You're doing well Elbert. I had two digital camera housings flooded by customers, and I think both had tried to open the housings. Another flooded because I simply prepped it too quickly and didn't microscopically examine the closure for signs of grit and hair. Another that I sold to a friend flooded on her 6th or 7th dive with it, for the same reason as mine - rushed preparation. And a professional videographer on my boat found his housing open at the bottom of the rinse bucket after the dive. That cost a fortune, as the housing was all-electronic and it was destroyed along with the camera. A message we received later suggested it had been a malicious act by a diver on the boat. Nonetheless, cost me several thousand US$.
Another diver with one of my rented cameras, who had received a thorough briefing on how to use and care for it (from me), climbed the boat ladder at the end of a dive with the camera dangling from his wrist and banging into everything nearby.
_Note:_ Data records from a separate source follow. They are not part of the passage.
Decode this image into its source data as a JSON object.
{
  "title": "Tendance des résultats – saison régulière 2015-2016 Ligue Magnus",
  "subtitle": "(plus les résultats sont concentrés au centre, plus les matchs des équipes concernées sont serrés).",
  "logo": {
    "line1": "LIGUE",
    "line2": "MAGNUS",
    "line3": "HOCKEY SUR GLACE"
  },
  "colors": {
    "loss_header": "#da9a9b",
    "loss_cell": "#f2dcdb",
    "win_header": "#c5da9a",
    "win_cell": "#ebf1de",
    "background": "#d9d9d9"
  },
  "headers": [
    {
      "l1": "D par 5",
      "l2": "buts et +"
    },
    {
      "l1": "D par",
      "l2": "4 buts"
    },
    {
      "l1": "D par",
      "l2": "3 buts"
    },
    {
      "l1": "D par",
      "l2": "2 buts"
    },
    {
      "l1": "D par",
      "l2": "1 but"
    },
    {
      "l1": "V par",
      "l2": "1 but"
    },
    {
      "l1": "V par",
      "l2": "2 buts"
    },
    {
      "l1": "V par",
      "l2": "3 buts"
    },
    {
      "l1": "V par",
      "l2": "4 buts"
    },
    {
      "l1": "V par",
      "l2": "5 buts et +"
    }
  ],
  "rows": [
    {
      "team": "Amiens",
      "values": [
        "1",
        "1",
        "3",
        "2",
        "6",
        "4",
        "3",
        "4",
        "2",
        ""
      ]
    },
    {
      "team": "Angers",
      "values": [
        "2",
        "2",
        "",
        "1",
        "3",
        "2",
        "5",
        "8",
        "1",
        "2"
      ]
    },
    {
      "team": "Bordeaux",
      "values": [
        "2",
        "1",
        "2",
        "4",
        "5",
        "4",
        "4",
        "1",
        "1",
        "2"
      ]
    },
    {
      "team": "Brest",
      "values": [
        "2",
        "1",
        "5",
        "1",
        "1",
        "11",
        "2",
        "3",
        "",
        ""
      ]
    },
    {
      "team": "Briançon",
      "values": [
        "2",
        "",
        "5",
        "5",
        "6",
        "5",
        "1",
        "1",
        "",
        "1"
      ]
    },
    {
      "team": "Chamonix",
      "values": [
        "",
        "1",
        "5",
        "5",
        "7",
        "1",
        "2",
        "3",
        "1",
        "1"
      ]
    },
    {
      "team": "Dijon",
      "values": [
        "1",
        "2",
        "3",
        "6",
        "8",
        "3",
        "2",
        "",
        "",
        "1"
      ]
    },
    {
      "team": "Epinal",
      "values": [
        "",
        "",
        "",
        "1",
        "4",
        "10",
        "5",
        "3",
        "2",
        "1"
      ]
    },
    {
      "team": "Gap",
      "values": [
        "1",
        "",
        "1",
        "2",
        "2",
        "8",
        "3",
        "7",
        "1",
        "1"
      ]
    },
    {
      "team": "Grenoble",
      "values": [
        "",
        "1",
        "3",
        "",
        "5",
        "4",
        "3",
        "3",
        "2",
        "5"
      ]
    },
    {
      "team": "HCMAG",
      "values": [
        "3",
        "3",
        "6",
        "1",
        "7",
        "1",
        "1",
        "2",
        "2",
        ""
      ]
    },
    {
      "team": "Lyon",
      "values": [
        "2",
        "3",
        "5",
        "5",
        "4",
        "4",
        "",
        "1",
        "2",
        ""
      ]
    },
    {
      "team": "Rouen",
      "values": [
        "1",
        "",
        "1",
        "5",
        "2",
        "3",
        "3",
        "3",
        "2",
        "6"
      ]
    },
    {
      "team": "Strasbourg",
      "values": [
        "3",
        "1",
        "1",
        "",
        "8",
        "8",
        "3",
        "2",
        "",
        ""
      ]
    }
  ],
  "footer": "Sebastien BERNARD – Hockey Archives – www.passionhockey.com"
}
The camera in that case wasn't damaged, but the housing was cracked and destroyed. He also claimed it wasn't his fault, but I made sure he paid for a new housing.
As to dive lamps, an unmitigated disaster. I watched one of my divers unscrew the end of one of my lamps underwater so that the contents fell out onto the bottom of Hol Chan. He later said "it wasn't his fault, he was trying to turn it on/off". I lost four lamps on a single dive once, all flooded.